How about that for a little "perspective".

Friday, May 7, 2010

Looking for things ....

What is it with male vision? Really, how hard can it be to look for something in an assigned place and locate it. It's simple. What do they not understand about "it's in the drawer?".

But no. Somehow this translates to "if I open the drawer and it's not on top it's not there". How can that be? Blutack is what I wanted and it was in the desk drawer, I called from the top of the 22 stairs down to the living area where the desk was located. He was down there how hard was that?

The villa we live in here in the Middle East has lovely high ceilings, marble stairs and cool, cool floors to be a respite from the heat - serious airconditioning also helps. I was upstairs for the night but blutack is what I needed. We'd been shopping - one of the joys here is wonderful shopping hours into the evening - another heat advantage as who wants to go out in the middle of the day. I had a wobbly stand I'd bought (I think it was the tiles on the floor) and some blutack under the foot would solve the problem.

I know that the vision thing is a gender wide affliction. The boy child has it too. We now refer to "Mummy looks". If you can't find something a mummy look is required. How needed do I feel.

I also know that it is not just the males in my family it seems to be across the community. Am I right? My friends would seem to agree.

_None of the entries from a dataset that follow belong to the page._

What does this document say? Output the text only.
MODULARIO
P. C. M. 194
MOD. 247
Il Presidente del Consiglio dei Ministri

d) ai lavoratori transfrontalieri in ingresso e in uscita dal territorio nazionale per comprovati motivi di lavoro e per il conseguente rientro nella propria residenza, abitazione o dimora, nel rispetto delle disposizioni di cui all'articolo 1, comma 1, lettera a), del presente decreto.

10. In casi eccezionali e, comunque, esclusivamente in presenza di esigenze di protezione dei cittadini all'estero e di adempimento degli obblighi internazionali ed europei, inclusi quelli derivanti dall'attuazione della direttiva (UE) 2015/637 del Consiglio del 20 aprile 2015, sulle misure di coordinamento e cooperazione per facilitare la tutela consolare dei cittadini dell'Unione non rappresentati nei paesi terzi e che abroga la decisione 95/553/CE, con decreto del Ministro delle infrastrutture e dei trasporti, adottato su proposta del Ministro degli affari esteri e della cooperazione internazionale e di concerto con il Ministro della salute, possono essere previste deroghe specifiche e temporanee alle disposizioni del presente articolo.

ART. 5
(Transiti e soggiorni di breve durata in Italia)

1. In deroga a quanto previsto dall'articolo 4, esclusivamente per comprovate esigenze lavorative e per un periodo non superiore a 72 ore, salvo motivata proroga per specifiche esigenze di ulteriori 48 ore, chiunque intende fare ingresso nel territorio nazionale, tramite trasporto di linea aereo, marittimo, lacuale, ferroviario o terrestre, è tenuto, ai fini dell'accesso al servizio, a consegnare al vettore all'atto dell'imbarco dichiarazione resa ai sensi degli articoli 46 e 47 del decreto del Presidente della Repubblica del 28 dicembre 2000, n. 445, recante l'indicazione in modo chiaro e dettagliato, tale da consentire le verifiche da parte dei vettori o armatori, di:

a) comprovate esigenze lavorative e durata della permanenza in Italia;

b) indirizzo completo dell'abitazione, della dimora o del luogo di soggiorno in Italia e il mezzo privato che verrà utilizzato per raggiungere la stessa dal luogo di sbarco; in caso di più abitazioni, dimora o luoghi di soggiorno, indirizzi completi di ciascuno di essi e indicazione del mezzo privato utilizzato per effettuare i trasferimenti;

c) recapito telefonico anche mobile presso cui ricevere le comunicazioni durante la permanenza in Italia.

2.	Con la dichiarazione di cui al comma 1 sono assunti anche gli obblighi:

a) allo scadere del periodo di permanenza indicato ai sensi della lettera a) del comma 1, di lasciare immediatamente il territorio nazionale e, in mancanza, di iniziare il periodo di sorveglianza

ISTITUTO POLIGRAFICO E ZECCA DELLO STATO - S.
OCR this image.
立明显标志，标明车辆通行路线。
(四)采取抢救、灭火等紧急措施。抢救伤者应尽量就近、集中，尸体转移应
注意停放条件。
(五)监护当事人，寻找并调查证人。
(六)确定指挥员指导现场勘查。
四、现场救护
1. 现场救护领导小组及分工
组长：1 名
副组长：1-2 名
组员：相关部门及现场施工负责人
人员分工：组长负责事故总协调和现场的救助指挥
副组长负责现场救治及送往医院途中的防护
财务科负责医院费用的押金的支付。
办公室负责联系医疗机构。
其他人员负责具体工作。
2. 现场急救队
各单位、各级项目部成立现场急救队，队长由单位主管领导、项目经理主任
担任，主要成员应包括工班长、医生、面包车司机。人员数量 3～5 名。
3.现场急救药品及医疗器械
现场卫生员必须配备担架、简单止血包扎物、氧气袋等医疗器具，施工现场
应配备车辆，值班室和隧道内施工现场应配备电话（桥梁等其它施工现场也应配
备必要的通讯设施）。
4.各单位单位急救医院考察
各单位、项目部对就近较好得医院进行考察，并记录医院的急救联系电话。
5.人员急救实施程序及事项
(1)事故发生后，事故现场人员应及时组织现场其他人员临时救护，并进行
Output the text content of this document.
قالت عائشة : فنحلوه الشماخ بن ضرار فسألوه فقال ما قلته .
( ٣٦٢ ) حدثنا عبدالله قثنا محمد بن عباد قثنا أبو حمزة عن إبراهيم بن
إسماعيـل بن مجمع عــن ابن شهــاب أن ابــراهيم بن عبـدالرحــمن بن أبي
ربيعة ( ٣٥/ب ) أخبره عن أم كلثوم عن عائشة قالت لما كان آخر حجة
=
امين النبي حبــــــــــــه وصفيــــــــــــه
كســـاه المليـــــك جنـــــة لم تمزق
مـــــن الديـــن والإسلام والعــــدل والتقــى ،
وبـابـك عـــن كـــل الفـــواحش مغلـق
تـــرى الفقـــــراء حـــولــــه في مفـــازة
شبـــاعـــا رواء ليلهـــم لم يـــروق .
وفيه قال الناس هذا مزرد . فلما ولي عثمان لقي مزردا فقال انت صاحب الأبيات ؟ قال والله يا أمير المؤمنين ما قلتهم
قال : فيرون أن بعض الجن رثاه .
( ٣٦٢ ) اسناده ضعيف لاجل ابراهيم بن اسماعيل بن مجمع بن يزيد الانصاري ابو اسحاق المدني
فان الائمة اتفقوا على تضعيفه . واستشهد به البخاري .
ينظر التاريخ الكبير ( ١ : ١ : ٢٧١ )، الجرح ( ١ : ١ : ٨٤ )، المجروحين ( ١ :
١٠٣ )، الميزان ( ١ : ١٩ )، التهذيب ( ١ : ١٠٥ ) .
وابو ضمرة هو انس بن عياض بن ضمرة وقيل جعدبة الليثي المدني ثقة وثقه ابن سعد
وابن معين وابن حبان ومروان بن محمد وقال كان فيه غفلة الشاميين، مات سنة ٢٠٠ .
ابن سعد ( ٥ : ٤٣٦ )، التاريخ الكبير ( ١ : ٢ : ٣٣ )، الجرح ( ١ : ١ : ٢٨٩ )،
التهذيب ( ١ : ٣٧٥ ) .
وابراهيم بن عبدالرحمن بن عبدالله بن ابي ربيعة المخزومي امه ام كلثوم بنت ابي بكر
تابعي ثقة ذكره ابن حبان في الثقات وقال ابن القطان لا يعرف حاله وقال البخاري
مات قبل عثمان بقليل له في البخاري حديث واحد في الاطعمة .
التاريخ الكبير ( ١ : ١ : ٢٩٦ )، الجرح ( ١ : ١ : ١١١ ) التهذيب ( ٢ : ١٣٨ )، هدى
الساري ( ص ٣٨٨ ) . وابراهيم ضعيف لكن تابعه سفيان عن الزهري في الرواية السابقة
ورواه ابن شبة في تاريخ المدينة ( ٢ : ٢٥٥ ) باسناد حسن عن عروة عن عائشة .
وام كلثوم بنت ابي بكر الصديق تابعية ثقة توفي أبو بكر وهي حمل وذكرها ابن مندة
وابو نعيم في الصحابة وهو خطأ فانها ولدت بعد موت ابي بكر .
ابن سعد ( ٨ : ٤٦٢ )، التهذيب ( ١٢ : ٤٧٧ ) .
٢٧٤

How do they manage me here - the children there in Australia. I'm a wanted woman or at least my eyes are.

And yes I had to do those 22 stairs, and yes it was in the drawer.

That pink colour ...

I really don't like breast cancer pink - there I've said it. If anyone can have post traumatic stress disorder from a colour that would be me. I have this great Geoff Bade dress that I bought before (the C word came into my life) in that pink - I just loved it still do but if I could change the colour I would.

I really don't like the word 'journey' either. Oh brother if I had one more person talk to me about the breast cancer journey I think I would scream.

I am entitled to say these things I'm from a minority group of people who've been there done that and have no breasts to show for it.

Lots of people said to me write a book. Well no.

What have I done? Well I've run away with my husband and left the children at home. I'm over the worst two years of my life and now is the time for another chapter of the adventure and you'll notice I didn't use the 'j' word once.